Wednesday, February 16, 2011

Substitution of notions

appears to be an acceptable way of making discoveries in linguistics. 

Like Engels’s “explanation” of how the language originated. There are numerous theories thereof, like language started with imitation of bird cries, with shamans faking an address to gods, etc. etc. etc. Most of them really don't make sense, but Engels came up with something that makes me gasp with disbelief ever since I first read it while preparing for the Introduction to Language Studies exam. Language, says Engels, originated because... can I have the brass band and the drum roll now please ? ...humans at some time in time felt the “need” to say something to each other! 

What a perfect bluff! Of course language originated from the need to convey information, but how did it get from a simple signal system common to all social animals to the complicated structure we're using now? No answer. Engels simply substitutes “how” with “why”. 
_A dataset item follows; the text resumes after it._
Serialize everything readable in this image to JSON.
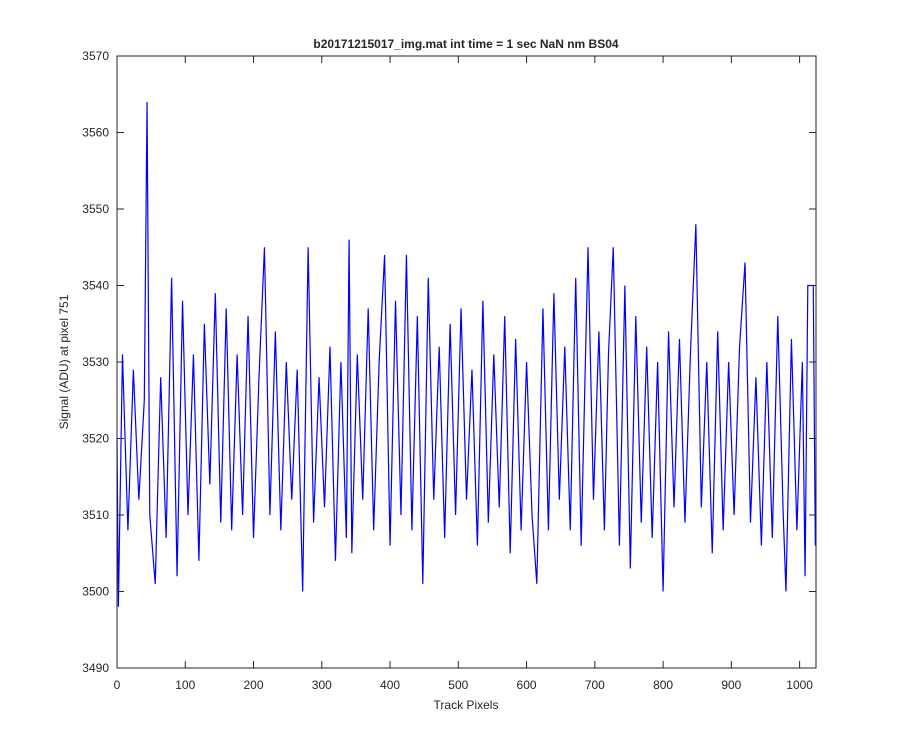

All right, strictly speaking, Engels wasn't a linguist, and it's only a matter of politics why his "discovery" was repeated again and again by Soviet linguists. But the method stuck. For example, Olga Akhmanova, one of the most internationally renowned and quoted Russian linguists, tried, among other things, to explain the nature of the supra-phrasal unity, a.k.a. the paragraph. The question is, what are the language properties that provide the unity and force the speaker/writer to mark it with a pause of specific length (or the indented line / missing space sign in written speech)? The answer? The supra-phrasal unity is there because we signify it with one of the above-mentioned signs. 

Excellent! Why do you drive a car to work? Too far to walk? Mass transit undeveloped? Enjoying the process? No, that’s all wrong, I drive to work because I get to the car, start the engine and shift into gear!